A profile picture of Yonas Chanie, winner of Common Voice, Our Voice Competition - Africa Sprint


A feature of the winning project for Mozilla’s Common Voice, Africa model sprint, ‘Our Voice’ competition. In conversation with Yonas Chanie


From turning bedroom lights dimmer to playing music, to setting reminders — interconnected voice assistant technologies are the ever-looming invited guests in our homes today. But beyond these simple tasks, voice recognition technology is also making a difference in accessing life-saving information and mitigating widespread COVID-19 infections in Rwanda.

The Mbaza chatbot was a pivotal tool for locals in Rwanda in accessing information about the COVID-19 pandemic. Accessible in the local language, Kinyarwanda, the bot provided crucial information about where to get COVID-19 vaccines, lockdown restrictions, and any other relevant information to stay healthy. With an access reach of over two million users, Mbaza is inspiring budding voice technologists to create well-performing speech-to-text models for African languages.

Engineering and Artificial Intelligence graduate students from Carnegie Mellon University Africa: Yonas Chanie, Moayad Elamin, and Paul Ewuzie are the winners of the Common Voice African Languages STT Model Sprint. The competition incentivized voice technologists to design well performing models enhancing linguistic diversity and inclusion issues in the voice tech space.

The team worked together with Digital Transformation Center, which also supports Digital Umuganda (the project behind the Mbaza Chatbot), and utilized NVIDIA’s open-source NeMo toolkit to train a speech to text recognition model for Kinyarwanda.

So what does it take to use crowdsourced data from volunteer contributions to train a voice recognition model? The first approach was a noise extraction exercise, where he used the word rate technique which involves calculating the number of words per second and discarding audio samples that have a word rate greater than three seconds.

‘The data always had background voices and inconsistencies, and with a large dataset of around 2,000 hours and 57 gigabytes, these inconsistencies can heavily impact the performance of the model. For instance, how accurately a model translates an audio file into text with minimal errors,’ Chanie explains. They also removed other characters such as question marks to reduce inconsistencies.

The model was evaluated using the Word Error Rate metric and received an error rate of 17.5%, indicating good performance.
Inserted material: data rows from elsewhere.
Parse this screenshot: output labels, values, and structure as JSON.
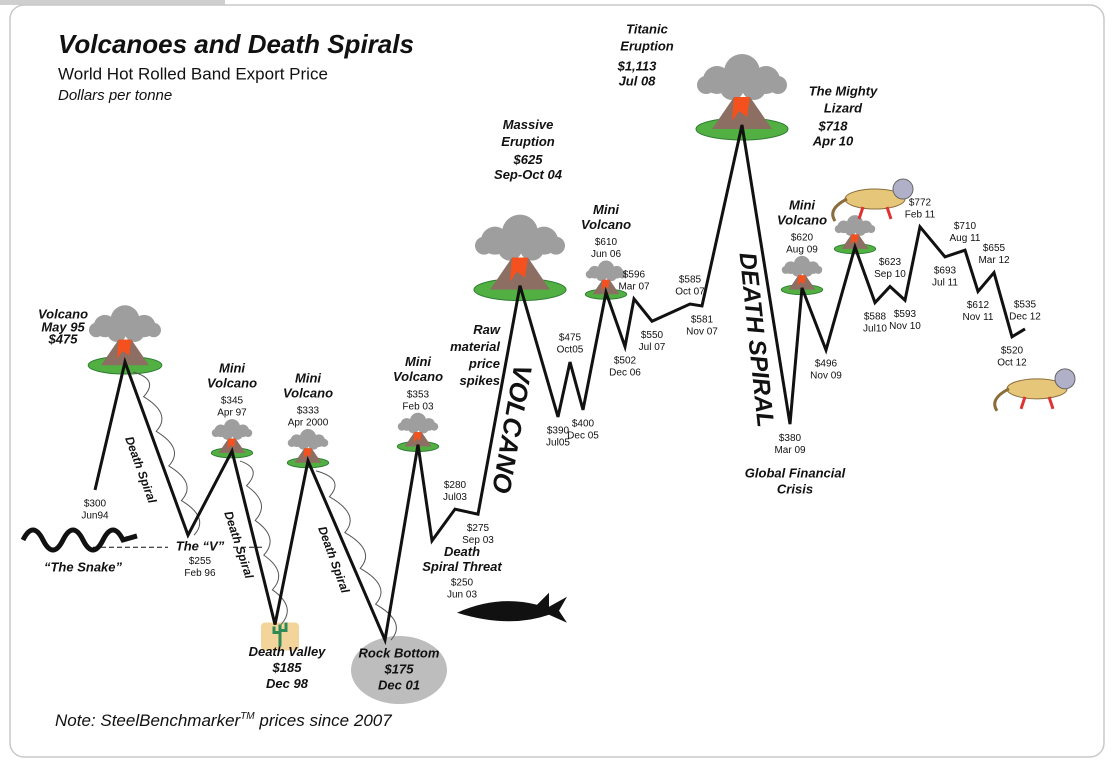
{
  "chart_data": {
    "type": "line",
    "title": "Volcanoes and Death Spirals",
    "subtitle": "World Hot Rolled Band Export Price",
    "y_label": "Dollars per tonne",
    "color": "#111111",
    "categories": [
      "Jun94",
      "May 95",
      "Feb 96",
      "Apr 97",
      "Dec 98",
      "Apr 2000",
      "Dec 01",
      "Feb 03",
      "Jun 03",
      "Jul03",
      "Sep 03",
      "Sep-Oct 04",
      "Jul05",
      "Oct05",
      "Dec 05",
      "Jun 06",
      "Dec 06",
      "Mar 07",
      "Jul 07",
      "Oct 07",
      "Nov 07",
      "Jul 08",
      "Mar 09",
      "Aug 09",
      "Nov 09",
      "Apr 10",
      "Jul10",
      "Sep 10",
      "Nov 10",
      "Feb 11",
      "Jul 11",
      "Aug 11",
      "Nov 11",
      "Mar 12",
      "Oct 12",
      "Dec 12"
    ],
    "values": [
      300,
      475,
      255,
      345,
      185,
      333,
      175,
      353,
      250,
      280,
      275,
      625,
      390,
      475,
      400,
      610,
      502,
      596,
      550,
      585,
      581,
      1113,
      380,
      620,
      496,
      718,
      588,
      623,
      593,
      772,
      693,
      710,
      612,
      655,
      520,
      535
    ],
    "value_labels": [
      "$300",
      "$475",
      "$255",
      "$345",
      "$185",
      "$333",
      "$175",
      "$353",
      "$250",
      "$280",
      "$275",
      "$625",
      "$390",
      "$475",
      "$400",
      "$610",
      "$502",
      "$596",
      "$550",
      "$585",
      "$581",
      "$1,113",
      "$380",
      "$620",
      "$496",
      "$718",
      "$588",
      "$623",
      "$593",
      "$772",
      "$693",
      "$710",
      "$612",
      "$655",
      "$520",
      "$535"
    ],
    "annotations": [
      "Volcano",
      "Mini",
      "Volcano",
      "Mini",
      "Volcano",
      "Mini",
      "Volcano",
      "Massive",
      "Eruption",
      "Mini",
      "Volcano",
      "Titanic",
      "Eruption",
      "The Mighty",
      "Lizard",
      "Mini",
      "Volcano",
      "“The Snake”",
      "The “V”",
      "Death Valley",
      "Rock Bottom",
      "Death",
      "Spiral Threat",
      "Raw",
      "material",
      "price",
      "spikes",
      "VOLCANO",
      "Global Financial",
      "Crisis",
      "DEATH SPIRAL",
      "Death Spiral",
      "Death Spiral",
      "Death Spiral"
    ],
    "note": [
      "Note: SteelBenchmarker",
      "TM",
      " prices since 2007"
    ]
  }
}
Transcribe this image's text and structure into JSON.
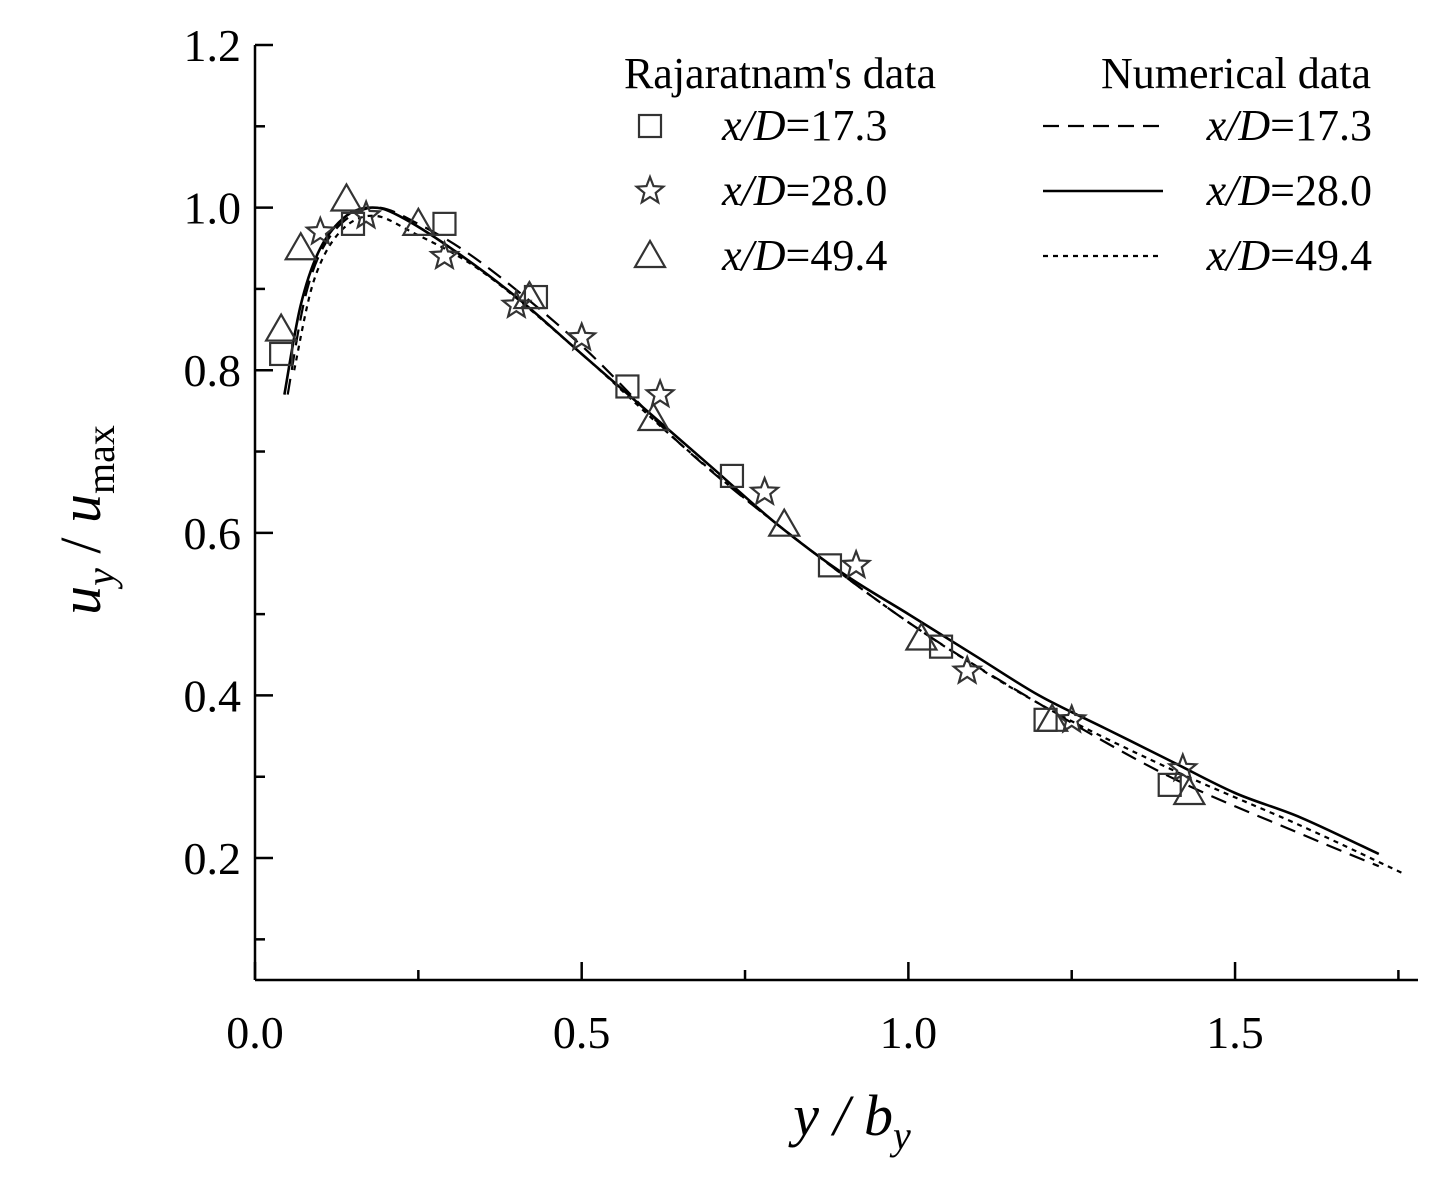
{
  "chart_data": {
    "type": "scatter",
    "title": "",
    "xlabel": {
      "main": "y / b",
      "sub": "y"
    },
    "ylabel": {
      "main": "u",
      "sub": "y",
      "sep": " / ",
      "main2": "u",
      "sub2": "max"
    },
    "xlim": [
      0.0,
      1.78
    ],
    "ylim": [
      0.05,
      1.2
    ],
    "x_ticks": [
      "0.0",
      "0.5",
      "1.0",
      "1.5"
    ],
    "x_tick_values": [
      0.0,
      0.5,
      1.0,
      1.5
    ],
    "x_minor_values": [
      0.25,
      0.75,
      1.25,
      1.75
    ],
    "y_ticks": [
      "0.2",
      "0.4",
      "0.6",
      "0.8",
      "1.0",
      "1.2"
    ],
    "y_tick_values": [
      0.2,
      0.4,
      0.6,
      0.8,
      1.0,
      1.2
    ],
    "y_minor_values": [
      0.1,
      0.3,
      0.5,
      0.7,
      0.9,
      1.1
    ],
    "grid": false,
    "legend": {
      "placement": "top-right",
      "left_header": "Rajaratnam's data",
      "right_header": "Numerical data",
      "label_var": "x/D",
      "label_eq": "="
    },
    "experimental": [
      {
        "name": "x/D=17.3",
        "value": "17.3",
        "marker": "square",
        "x": [
          0.04,
          0.15,
          0.29,
          0.43,
          0.57,
          0.73,
          0.88,
          1.05,
          1.21,
          1.4
        ],
        "y": [
          0.82,
          0.98,
          0.98,
          0.89,
          0.78,
          0.67,
          0.56,
          0.46,
          0.37,
          0.29
        ]
      },
      {
        "name": "x/D=28.0",
        "value": "28.0",
        "marker": "star",
        "x": [
          0.1,
          0.17,
          0.29,
          0.4,
          0.5,
          0.62,
          0.78,
          0.92,
          1.09,
          1.25,
          1.42
        ],
        "y": [
          0.97,
          0.99,
          0.94,
          0.88,
          0.84,
          0.77,
          0.65,
          0.56,
          0.43,
          0.37,
          0.31
        ]
      },
      {
        "name": "x/D=49.4",
        "value": "49.4",
        "marker": "triangle",
        "x": [
          0.04,
          0.07,
          0.14,
          0.25,
          0.42,
          0.61,
          0.81,
          1.02,
          1.22,
          1.43
        ],
        "y": [
          0.85,
          0.95,
          1.01,
          0.98,
          0.89,
          0.74,
          0.61,
          0.47,
          0.37,
          0.28
        ]
      }
    ],
    "numerical": [
      {
        "name": "x/D=17.3",
        "value": "17.3",
        "dash": "dashed",
        "x": [
          0.05,
          0.08,
          0.12,
          0.18,
          0.25,
          0.35,
          0.5,
          0.65,
          0.8,
          1.0,
          1.2,
          1.4,
          1.6,
          1.72
        ],
        "y": [
          0.77,
          0.9,
          0.97,
          1.0,
          0.98,
          0.93,
          0.83,
          0.71,
          0.61,
          0.49,
          0.39,
          0.3,
          0.23,
          0.19
        ]
      },
      {
        "name": "x/D=28.0",
        "value": "28.0",
        "dash": "solid",
        "x": [
          0.045,
          0.07,
          0.1,
          0.14,
          0.18,
          0.22,
          0.3,
          0.4,
          0.5,
          0.6,
          0.7,
          0.8,
          0.9,
          1.0,
          1.1,
          1.2,
          1.3,
          1.4,
          1.5,
          1.6,
          1.72
        ],
        "y": [
          0.77,
          0.88,
          0.95,
          0.99,
          1.0,
          0.99,
          0.95,
          0.89,
          0.82,
          0.75,
          0.68,
          0.61,
          0.55,
          0.5,
          0.45,
          0.4,
          0.36,
          0.32,
          0.28,
          0.25,
          0.205
        ]
      },
      {
        "name": "x/D=49.4",
        "value": "49.4",
        "dash": "dotted",
        "x": [
          0.06,
          0.09,
          0.13,
          0.18,
          0.24,
          0.35,
          0.5,
          0.65,
          0.8,
          1.0,
          1.2,
          1.4,
          1.6,
          1.76
        ],
        "y": [
          0.8,
          0.91,
          0.97,
          0.99,
          0.97,
          0.92,
          0.82,
          0.71,
          0.61,
          0.49,
          0.39,
          0.31,
          0.24,
          0.18
        ]
      }
    ]
  }
}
Word Error Rates are used to measure speech-to-text accuracy of automatic speech recognition (ASR) systems. The lower the error rate, the better its performance.

Chanie hopes to advance the model and use it as a standard in working with other African languages such as Kiswahili and Luganda. ‘I am currently writing a paper on the work we did, and I hope it can provide a blueprint for future model designs,’ he says.